Necessity is in Monterey
Eva and Jan Fr. Mack
Wed 3 Nov 2010 16:00
Wine tasting is over. We are sailing again. The start was cautious: Sausalito to Half Moon Bay. That is still close to San Francisco, but on the ocean side - only 25 miles. We stayed there waiting for northerly winds and for our wind generator that was being repaired in Arizona. Four to five days made us part of the local community. Here we met Ed and Mary, a very nice local couple planning their next cruise. They took us to a very good restaurant for an excellent meal. Oddly enough we may meet Ed again in Oslo in December when he is visiting at the university at Ås close to Oslo (he is working in biotech). Here we met Sid and Sandra planning to sail to Galapagos - Sids lifelong dream. Sandra needed some convincing that a 32' boat was the best way to get there. And we met Arne and Ann-Mari, he a local fisherman from Bergen, Norway, and she from Stockholm, Sweden. They had made a very good life for themselves in California, but visit Scandinavia once a year.

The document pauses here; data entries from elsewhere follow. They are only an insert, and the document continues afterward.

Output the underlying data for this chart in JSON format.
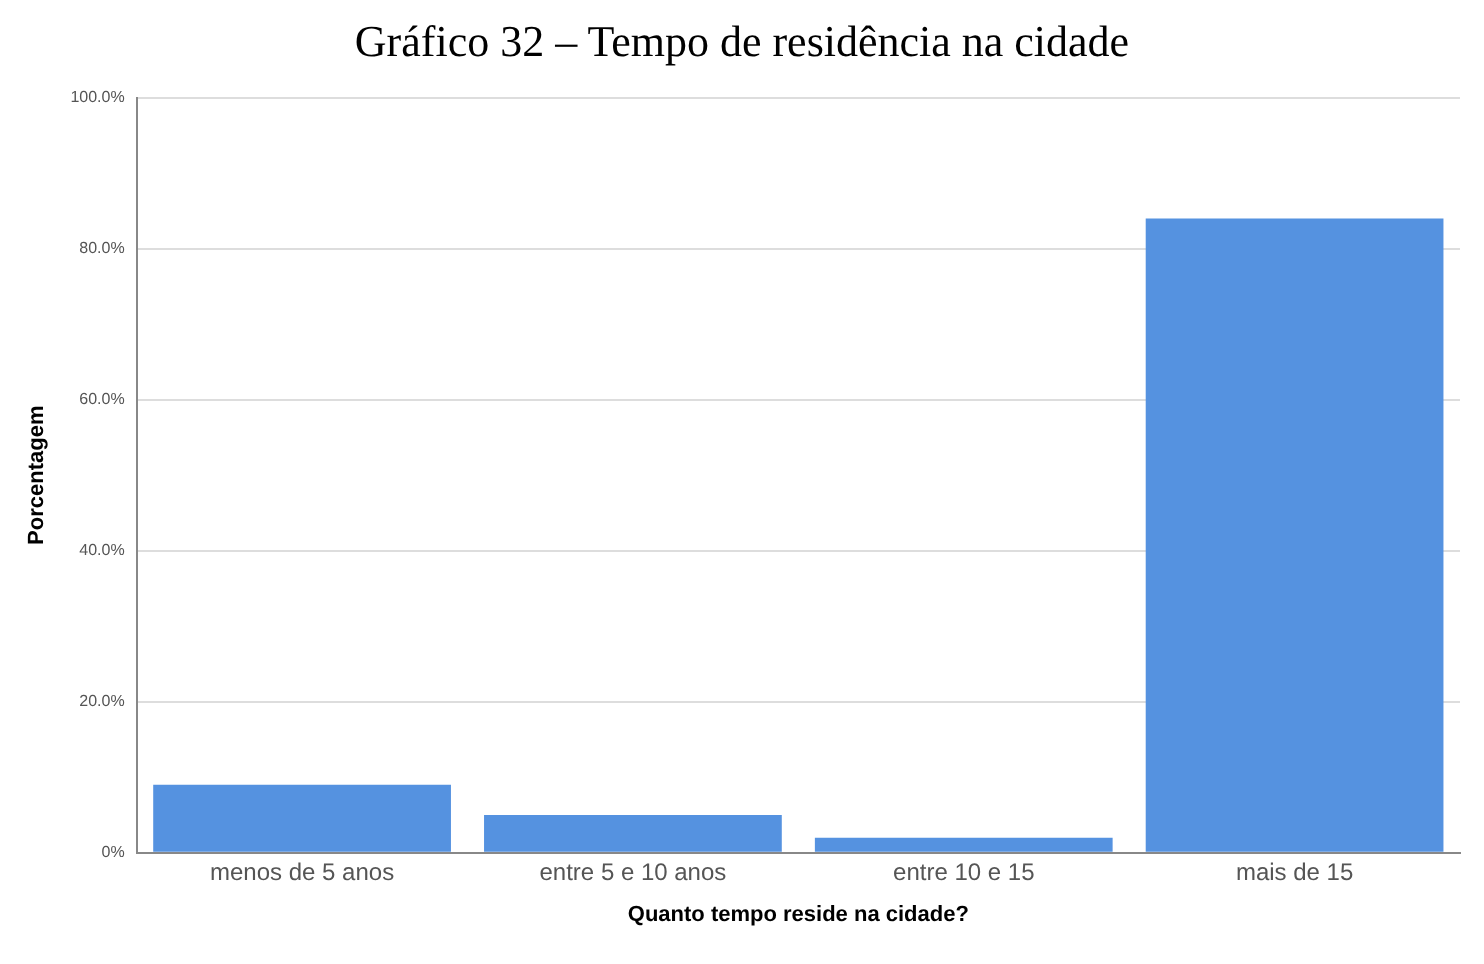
{
  "chart_data": {
    "type": "bar",
    "title": "Gráfico 32 – Tempo de residência na cidade",
    "xlabel": "Quanto tempo reside na cidade?",
    "ylabel": "Porcentagem",
    "categories": [
      "menos de 5 anos",
      "entre 5 e 10 anos",
      "entre 10 e 15",
      "mais de 15"
    ],
    "values": [
      9,
      5,
      2,
      84
    ],
    "color": "#5592e0",
    "ylim": [
      0,
      100
    ],
    "yticks": [
      {
        "value": 0,
        "label": "0%"
      },
      {
        "value": 20,
        "label": "20.0%"
      },
      {
        "value": 40,
        "label": "40.0%"
      },
      {
        "value": 60,
        "label": "60.0%"
      },
      {
        "value": 80,
        "label": "80.0%"
      },
      {
        "value": 100,
        "label": "100.0%"
      }
    ],
    "grid": "y",
    "legend": false
  }
}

Not least, the San Francisco Giants won the baseball world series beating Texas Rangers in the finals. For a Californian it is extra nice that both presidents Bush were watching. It does not matter one bit to the locals that only American teams participate. We have now moved again, this time to Monteray, the once capital of California. The sailing down here was great most of the way with Necessity doing better than eight knots. We came in at 2 in the morning and were fumbling around in the dark when a bright light beam found us. The harbor master was up and guided us to an easy slip. The only problem; a huge sea lion had picked the same pontoon as his spot for the night. His load protests when he had to share reverberated among hundred of other sea lions in the harbour. Sea lions are really load.
They are not the only wild life here. Quite a few sea otters use the pontoons to give their babies swimming lessons. Today we sat and watched in amazement a mother and baby only a few meters away. We can now tell you that the very young do float, but they are not great swimmers. The mother stays close and urges the baby to swim, then takes her young up on the pontoon to dry and for a lot of grooming. Then they try again. It looks like hard work. This is one area were the US differs from Europe. We are in the middle of a town in a densely populated, very rich state, and there is wildlife like we were in the wilderness. Rather more wildlife actually than the wilderness back in Norway. We still experience something "to write about".